The other senses, though, are the points of interest and the route you’ve mapped from here to there. Instead of just seeing the boundaries of a place, you can now see awesome landmarks like the world’s biggest rubber band or the best chili restaurant in Omaha. (Don’t think for one second that I’ve been to that chili place. I can’t even confirm that Omaha has a great chili restaurant.)

The other senses add layers to the story that helps us not only see the story but enter into the story. Instead of just seeing the city’s towering buildings and packed streets we smell the hot dogs from the hot dog stand, hear the honking cars and the hum of music from a nearby car.

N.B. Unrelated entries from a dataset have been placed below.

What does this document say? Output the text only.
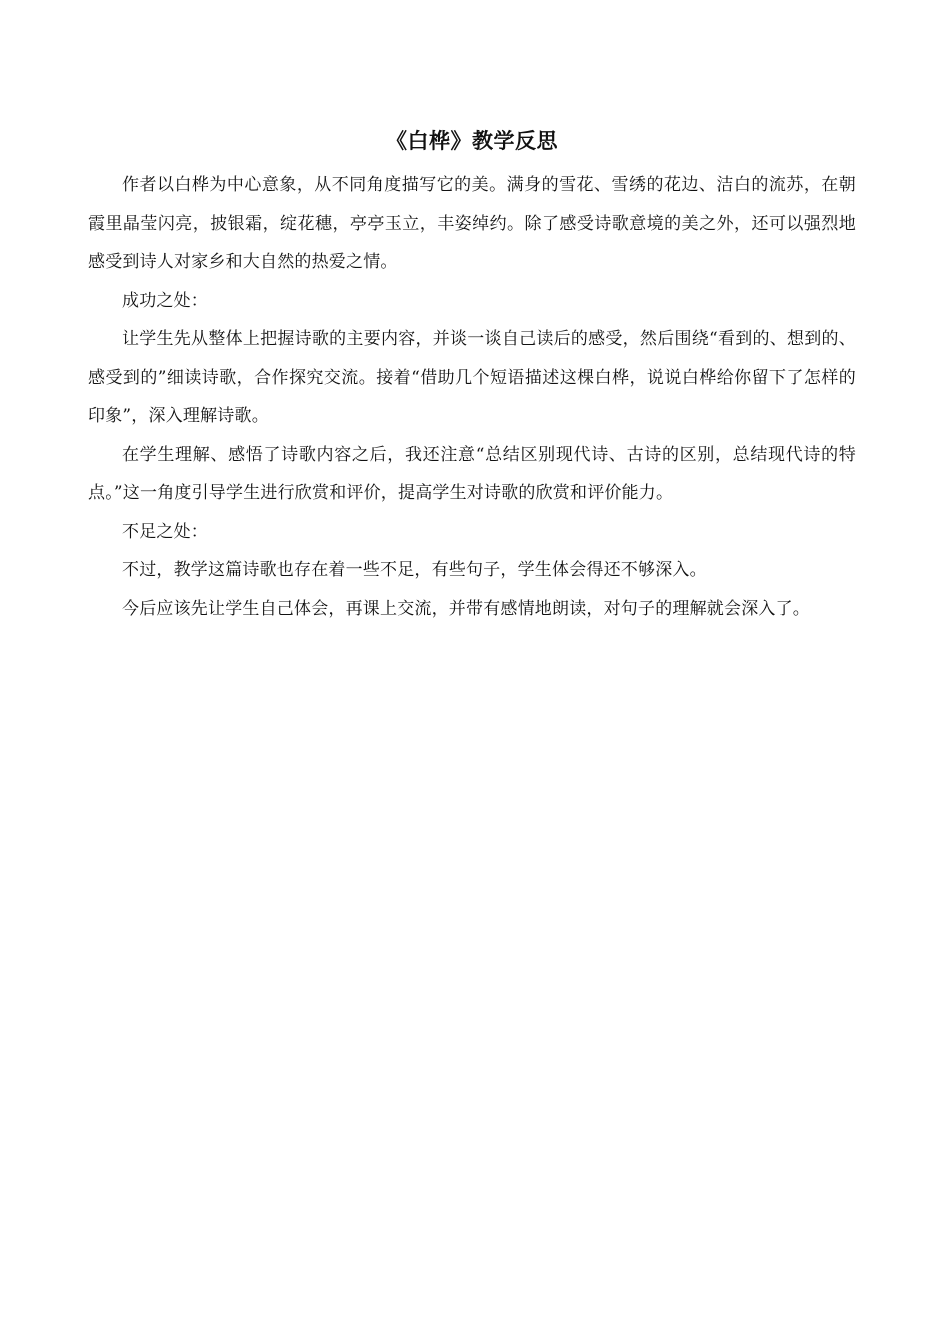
《白桦》教学反思

作者以白桦为中心意象，从不同角度描写它的美。满身的雪花、雪绣的花边、洁白的流苏，在朝霞里晶莹闪亮，披银霜，绽花穗，亭亭玉立，丰姿绰约。除了感受诗歌意境的美之外，还可以强烈地感受到诗人对家乡和大自然的热爱之情。

成功之处：

让学生先从整体上把握诗歌的主要内容，并谈一谈自己读后的感受，然后围绕“看到的、想到的、感受到的”细读诗歌，合作探究交流。接着“借助几个短语描述这棵白桦，说说白桦给你留下了怎样的印象”，深入理解诗歌。

在学生理解、感悟了诗歌内容之后，我还注意“总结区别现代诗、古诗的区别，总结现代诗的特点。”这一角度引导学生进行欣赏和评价，提高学生对诗歌的欣赏和评价能力。

不足之处：

不过，教学这篇诗歌也存在着一些不足，有些句子，学生体会得还不够深入。

今后应该先让学生自己体会，再课上交流，并带有感情地朗读，对句子的理解就会深入了。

We feel the thick, hot air and the cool metal inside a subway car. And we can taste the sweet icing on a cupcake.

Metaphor complete.

As much as sight is an important part of storytelling, it’s the one sense I tend to skimp on during my first draft and need to go back and fill in during revisions. (I’m well aware that this might have something to do with 20 years of bad vision.) Instead, my first drafts are heavy on dialog and the other four senses. Of all, though, smell is the sense I use most often—I wrote about this here—because I tend to notice scent first. (Note: this is not a good thing. No one should have to live with the unique ability to smell cat pee from a mile away.)

So here are some excerpts from my WIP that illustrate the five senses. Feel free to mock—it’s a rough draft so if you think something sucks, it probably does.


SMELL
Even inside, I could smell the steam engine, a mix of coal fire, hot metal, and oil.


SEE
I turned to the window. The trees had grown sparse. A steep cliff with jagged angles took their place until the train snaked right. It climbed higher. The rocks dropped away, revealing the entire valley. Billows of smoke rolled over the miles and miles of green that spread from below the train to the two small mountains that sat beside each other in the background.


HEAR
Three short whistles shrieked through the car. We lurched to the right as the train set off, the wheels clacking over the tracks.


TOUCH
My toes banged against rough brick. I followed that wall with my hand, expecting it to lead down a hallway to my left. My fingers touched cool metal. I examined the space with both hands. It was wide enough to be a door, rough like sandpaper.


TASTE
I took a sip. The drink was chunky with bits of strawberry and what I assumed was the mango. There was something chewy every sip or so, and a sour powder that made my mouth feel like I had just licked a cotton ball.

Okay, guys, how do you use the senses in your writing? Are there some you always remember and others you have to go back and add?

*I know, I know: If you wrote this so late, why is it after 2:30 p.m. when you posted? I blame the malfunctioning schedule post option in Blogger. Also, being too busy to check if it went up.